Arizona was admitted to the Union in 1912 with the provision that public lands were to remain in trust for public schools, and that proceeds from lease or sale of these lands belonged to the Arizona School Fund. The Enabling Act further stipulated the land was to be leased or sold only to the highest bidder at an advertised public auction.
However, the Arizona Constitution, state law and land department rules don't require advertising for school trust land leases of less than 10 years--a violation of the Enabling Act, the suit contends. In addition, the state also gives renewal preference to existing land lessees--a practice that erodes the guts of the Enabling Act, the Center argues.
State Land Commissioner M. Jean Hassell, a defendant in the suit, doesn't deny such practices exist.
Hassell says because state lands are interspersed with private and federal lands, many ranchers must lease from the state, private owners and the federal government to obtain a workable ranching operation. Thus, he says, it makes economic sense to give preference to the lessee when a contract is up. "You need large acreages to have an operable unit," he says.
"Open bidding is appropriate where it fits," Hassell says. "It's inappropriate here." In some states, 90 cattle can sit on one square mile, he notes. "The problem is (Arizona) has the lowest productive land in the country. One square mile might (feed) seven cattle."
The department offers land at a lower fee than private owners--currently $1.53 per animal unit month (a.u.m.). In Arizona, an animal unit month is the amount of forage required to feed an adult cow or bull, five sheep, one horse or five goats for one month. The average private lease rates in this region are about $5.50 per animal unit.
Hassell says if the Center's suit succeeds, many ranches will go belly up.
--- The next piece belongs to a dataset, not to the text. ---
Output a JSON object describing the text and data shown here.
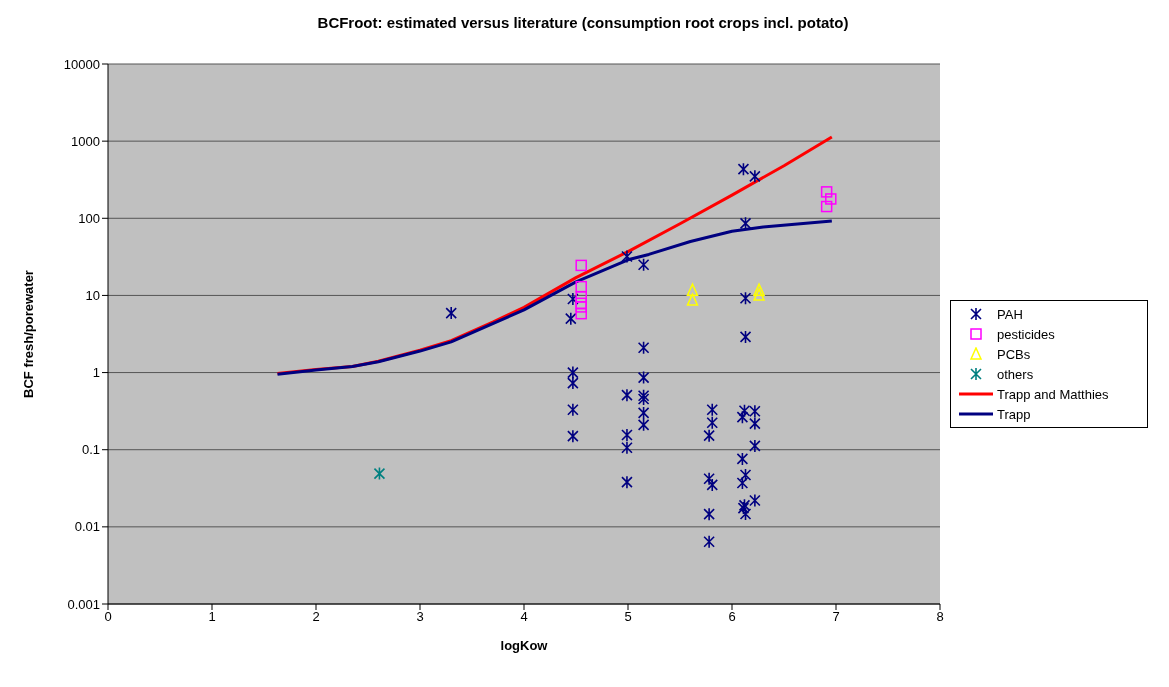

But Hogan says grazing fees have increased only by some five cents per a.u.m. over the last five years. With 1,426 livestock grazing leases out on more than eight million acres of school land, profits going to the school trust are about 25 cents an acre, he says.
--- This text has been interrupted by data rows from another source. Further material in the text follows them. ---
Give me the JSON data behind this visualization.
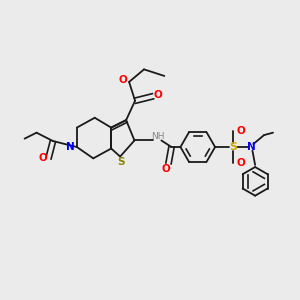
{
  "background_color": "#ebebeb",
  "bond_color": "#1a1a1a",
  "colors": {
    "O": "#ff0000",
    "N": "#0000ee",
    "S_thio": "#888800",
    "S_sulfo": "#ccaa00",
    "NH": "#888888",
    "C": "#1a1a1a"
  },
  "figsize": [
    3.0,
    3.0
  ],
  "dpi": 100
}
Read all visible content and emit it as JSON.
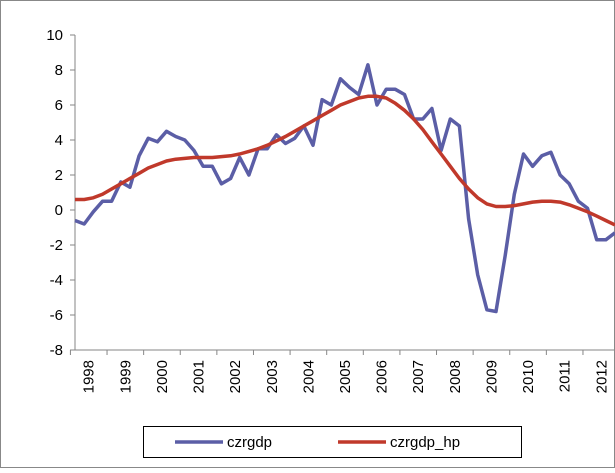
{
  "chart_data": {
    "type": "line",
    "categories": [
      "1998",
      null,
      null,
      null,
      "1999",
      null,
      null,
      null,
      "2000",
      null,
      null,
      null,
      "2001",
      null,
      null,
      null,
      "2002",
      null,
      null,
      null,
      "2003",
      null,
      null,
      null,
      "2004",
      null,
      null,
      null,
      "2005",
      null,
      null,
      null,
      "2006",
      null,
      null,
      null,
      "2007",
      null,
      null,
      null,
      "2008",
      null,
      null,
      null,
      "2009",
      null,
      null,
      null,
      "2010",
      null,
      null,
      null,
      "2011",
      null,
      null,
      null,
      "2012",
      null,
      null,
      null
    ],
    "series": [
      {
        "name": "czrgdp",
        "color": "#5b5ea6",
        "values": [
          -0.6,
          -0.8,
          -0.1,
          0.5,
          0.5,
          1.6,
          1.3,
          3.1,
          4.1,
          3.9,
          4.5,
          4.2,
          4.0,
          3.4,
          2.5,
          2.5,
          1.5,
          1.8,
          3.0,
          2.0,
          3.5,
          3.5,
          4.3,
          3.8,
          4.1,
          4.8,
          3.7,
          6.3,
          6.0,
          7.5,
          7.0,
          6.6,
          8.3,
          6.0,
          6.9,
          6.9,
          6.6,
          5.2,
          5.2,
          5.8,
          3.4,
          5.2,
          4.8,
          -0.5,
          -3.7,
          -5.7,
          -5.8,
          -2.6,
          0.9,
          3.2,
          2.5,
          3.1,
          3.3,
          2.0,
          1.5,
          0.5,
          0.1,
          -1.7,
          -1.7,
          -1.3
        ]
      },
      {
        "name": "czrgdp_hp",
        "color": "#c0392b",
        "values": [
          0.6,
          0.6,
          0.7,
          0.9,
          1.2,
          1.5,
          1.8,
          2.1,
          2.4,
          2.6,
          2.8,
          2.9,
          2.95,
          3.0,
          3.0,
          3.0,
          3.05,
          3.1,
          3.2,
          3.35,
          3.5,
          3.7,
          3.95,
          4.2,
          4.5,
          4.8,
          5.1,
          5.4,
          5.7,
          6.0,
          6.2,
          6.4,
          6.5,
          6.5,
          6.4,
          6.1,
          5.7,
          5.2,
          4.6,
          3.9,
          3.2,
          2.5,
          1.8,
          1.2,
          0.7,
          0.35,
          0.2,
          0.2,
          0.25,
          0.35,
          0.45,
          0.5,
          0.5,
          0.45,
          0.3,
          0.1,
          -0.1,
          -0.35,
          -0.6,
          -0.85
        ]
      }
    ],
    "ylim": [
      -8,
      10
    ],
    "yticks": [
      -8,
      -6,
      -4,
      -2,
      0,
      2,
      4,
      6,
      8,
      10
    ],
    "grid": false,
    "legend": "bottom"
  }
}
Since lessees often rent from the state and then sublease, making a profit on the land, Hogan argues, the land department can obviously collect higher fees. "Lessees are taking advantage of the system. If there's going to be a profit, it should be going to the public schools."
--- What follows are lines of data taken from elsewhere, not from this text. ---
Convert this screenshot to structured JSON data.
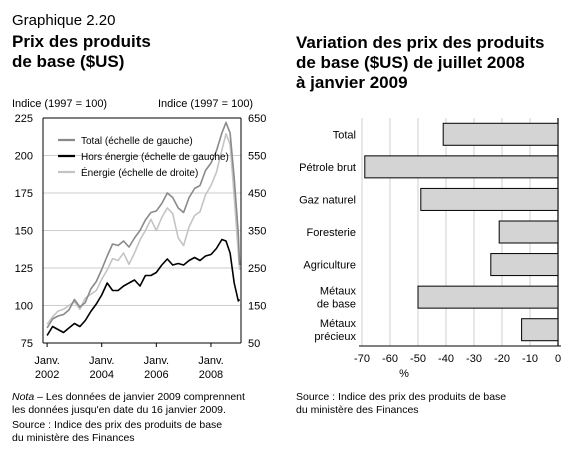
{
  "left_panel": {
    "number": "Graphique 2.20",
    "title_line1": "Prix des produits",
    "title_line2": "de base ($US)",
    "left_axis_label": "Indice (1997 = 100)",
    "right_axis_label": "Indice (1997 = 100)",
    "note_prefix": "Nota",
    "note_text": " – Les données de janvier 2009 comprennent",
    "note_line2": "les données jusqu'en date du 16 janvier 2009.",
    "source_line1": "Source : Indice des prix des produits de base",
    "source_line2": "du ministère des Finances"
  },
  "right_panel": {
    "title_line1": "Variation des prix des produits",
    "title_line2": "de base ($US) de juillet 2008",
    "title_line3": "à janvier 2009",
    "source_line1": "Source : Indice des prix des produits de base",
    "source_line2": "du ministère des Finances"
  },
  "colors": {
    "total": "#8a8a8a",
    "hors_energie": "#000000",
    "energie": "#c4c4c4",
    "bar_fill": "#d4d4d4"
  },
  "chart_data": [
    {
      "type": "line",
      "left_axis": {
        "ylim": [
          75,
          225
        ],
        "ticks": [
          "75",
          "100",
          "125",
          "150",
          "175",
          "200",
          "225"
        ]
      },
      "right_axis": {
        "ylim": [
          50,
          650
        ],
        "ticks": [
          "50",
          "150",
          "250",
          "350",
          "450",
          "550",
          "650"
        ]
      },
      "x_ticks": [
        {
          "x": 2002,
          "line1": "Janv.",
          "line2": "2002"
        },
        {
          "x": 2004,
          "line1": "Janv.",
          "line2": "2004"
        },
        {
          "x": 2006,
          "line1": "Janv.",
          "line2": "2006"
        },
        {
          "x": 2008,
          "line1": "Janv.",
          "line2": "2008"
        }
      ],
      "xlim": [
        2001.85,
        2009.1
      ],
      "legend": {
        "placement": "top-left"
      },
      "series": [
        {
          "name": "Total (échelle de gauche)",
          "axis": "left",
          "color_key": "total",
          "points": [
            [
              2002.0,
              85
            ],
            [
              2002.2,
              91
            ],
            [
              2002.4,
              93
            ],
            [
              2002.6,
              94
            ],
            [
              2002.8,
              97
            ],
            [
              2003.0,
              104
            ],
            [
              2003.2,
              99
            ],
            [
              2003.4,
              102
            ],
            [
              2003.6,
              111
            ],
            [
              2003.8,
              116
            ],
            [
              2004.0,
              124
            ],
            [
              2004.2,
              133
            ],
            [
              2004.4,
              141
            ],
            [
              2004.6,
              140
            ],
            [
              2004.8,
              143
            ],
            [
              2005.0,
              139
            ],
            [
              2005.2,
              145
            ],
            [
              2005.4,
              150
            ],
            [
              2005.6,
              157
            ],
            [
              2005.8,
              162
            ],
            [
              2006.0,
              163
            ],
            [
              2006.2,
              168
            ],
            [
              2006.4,
              175
            ],
            [
              2006.6,
              172
            ],
            [
              2006.8,
              165
            ],
            [
              2007.0,
              162
            ],
            [
              2007.2,
              172
            ],
            [
              2007.4,
              178
            ],
            [
              2007.6,
              180
            ],
            [
              2007.8,
              190
            ],
            [
              2008.0,
              195
            ],
            [
              2008.2,
              203
            ],
            [
              2008.4,
              215
            ],
            [
              2008.55,
              222
            ],
            [
              2008.7,
              215
            ],
            [
              2008.85,
              185
            ],
            [
              2009.0,
              148
            ],
            [
              2009.05,
              127
            ]
          ]
        },
        {
          "name": "Hors énergie (échelle de gauche)",
          "axis": "left",
          "color_key": "hors_energie",
          "points": [
            [
              2002.0,
              80
            ],
            [
              2002.2,
              86
            ],
            [
              2002.4,
              84
            ],
            [
              2002.6,
              82
            ],
            [
              2002.8,
              85
            ],
            [
              2003.0,
              88
            ],
            [
              2003.2,
              86
            ],
            [
              2003.4,
              90
            ],
            [
              2003.6,
              96
            ],
            [
              2003.8,
              101
            ],
            [
              2004.0,
              107
            ],
            [
              2004.2,
              115
            ],
            [
              2004.4,
              110
            ],
            [
              2004.6,
              110
            ],
            [
              2004.8,
              113
            ],
            [
              2005.0,
              115
            ],
            [
              2005.2,
              117
            ],
            [
              2005.4,
              113
            ],
            [
              2005.6,
              120
            ],
            [
              2005.8,
              120
            ],
            [
              2006.0,
              122
            ],
            [
              2006.2,
              127
            ],
            [
              2006.4,
              131
            ],
            [
              2006.6,
              127
            ],
            [
              2006.8,
              128
            ],
            [
              2007.0,
              127
            ],
            [
              2007.2,
              130
            ],
            [
              2007.4,
              132
            ],
            [
              2007.6,
              130
            ],
            [
              2007.8,
              133
            ],
            [
              2008.0,
              134
            ],
            [
              2008.2,
              138
            ],
            [
              2008.4,
              144
            ],
            [
              2008.55,
              143
            ],
            [
              2008.7,
              135
            ],
            [
              2008.85,
              115
            ],
            [
              2009.0,
              103
            ],
            [
              2009.05,
              104
            ]
          ]
        },
        {
          "name": "Énergie (échelle de droite)",
          "axis": "right",
          "color_key": "energie",
          "points": [
            [
              2002.0,
              100
            ],
            [
              2002.2,
              120
            ],
            [
              2002.4,
              135
            ],
            [
              2002.6,
              140
            ],
            [
              2002.8,
              150
            ],
            [
              2003.0,
              160
            ],
            [
              2003.2,
              140
            ],
            [
              2003.4,
              170
            ],
            [
              2003.6,
              180
            ],
            [
              2003.8,
              190
            ],
            [
              2004.0,
              220
            ],
            [
              2004.2,
              245
            ],
            [
              2004.4,
              275
            ],
            [
              2004.6,
              270
            ],
            [
              2004.8,
              290
            ],
            [
              2005.0,
              260
            ],
            [
              2005.2,
              290
            ],
            [
              2005.4,
              325
            ],
            [
              2005.6,
              350
            ],
            [
              2005.8,
              380
            ],
            [
              2006.0,
              350
            ],
            [
              2006.2,
              385
            ],
            [
              2006.4,
              410
            ],
            [
              2006.6,
              395
            ],
            [
              2006.8,
              330
            ],
            [
              2007.0,
              310
            ],
            [
              2007.2,
              360
            ],
            [
              2007.4,
              390
            ],
            [
              2007.6,
              400
            ],
            [
              2007.8,
              445
            ],
            [
              2008.0,
              470
            ],
            [
              2008.2,
              505
            ],
            [
              2008.4,
              565
            ],
            [
              2008.55,
              608
            ],
            [
              2008.7,
              580
            ],
            [
              2008.85,
              440
            ],
            [
              2009.0,
              290
            ],
            [
              2009.05,
              245
            ]
          ]
        }
      ]
    },
    {
      "type": "bar",
      "orientation": "horizontal",
      "categories": [
        "Total",
        "Pétrole brut",
        "Gaz naturel",
        "Foresterie",
        "Agriculture",
        "Métaux\nde base",
        "Métaux\nprécieux"
      ],
      "values": [
        -41,
        -69,
        -49,
        -21,
        -24,
        -50,
        -13
      ],
      "xlabel": "%",
      "xlim": [
        -70,
        0
      ],
      "ticks": [
        "-70",
        "-60",
        "-50",
        "-40",
        "-30",
        "-20",
        "-10",
        "0"
      ]
    }
  ]
}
Hassell couldn't quote an exact number for subleases in the state, but said it was probably less than 10 percent of the total leases.
Hassell says public bidding won't be needed for school trust lands because the Grazing Land Evaluation Commission, appointed by Gov. J. Fife Symington III, will soon be reassessing rates. Hassell says he's hoping the Commission will place equitable values on the land.
But critics charge the Commission is stacked with rancher-types. Hogan says the fees might be boosted, but appraisal is one of two parts in the Enabling Act. Public bidding, which the Center is suing to enforce, is the second part. The appraised value should establish the minimum bid, he says.
Center officials have plenty of experience attacking what they see as inequities in education as well as public lands issues. Last summer they convinced the Arizona Supreme Court to rule the school finance system was in violation of the state Constitution for not funding a uniform public school system--a situation which allowed some wealthy districts to have pools and tennis courts, while indigent districts had none.
In the Center's 1987 challenge to the state's minerals leasing practice, the Arizona Supreme Court gave legislators permission to regulate mineral leases, as long as there was substantial conformity to the Enabling Act restrictions. The 1951 Enabling Act Amendment was not intended by Congress to free the state from the Act's objectives, according to the Court. Hogan contends the same analysis would apply to grazing and agricultural fees.
More than a decade ago, the Center represented the Arizona Education Association in a lawsuit alleging the state land department was not asking fair market value in grazing fees. In an agreement reached between the AEA and the Arizona Cattle Growers Association, it was decided litigation wouldn't be pursued as long as fair market value was sought in grazing fees.
But state land department leases are nowhere near market value today. "Somehow free markets are considered good enough for certain things but not good enough when it comes to corporate subsidies like this," says Hogan.
When it comes to enforcing the Enabling Act, Hogan contends, it's irrelevant whether ranchers go out of business. "If the land has value, it will get bid on," he says.
"The bottom line is (the state land department) is producing so little money off this, it's not as if they can lose any more. They leased the land for so little that even if they're right (about ranchers not being able to afford the higher rate), it's not going to be a big loss. But if we're right, it's going to be a big gain."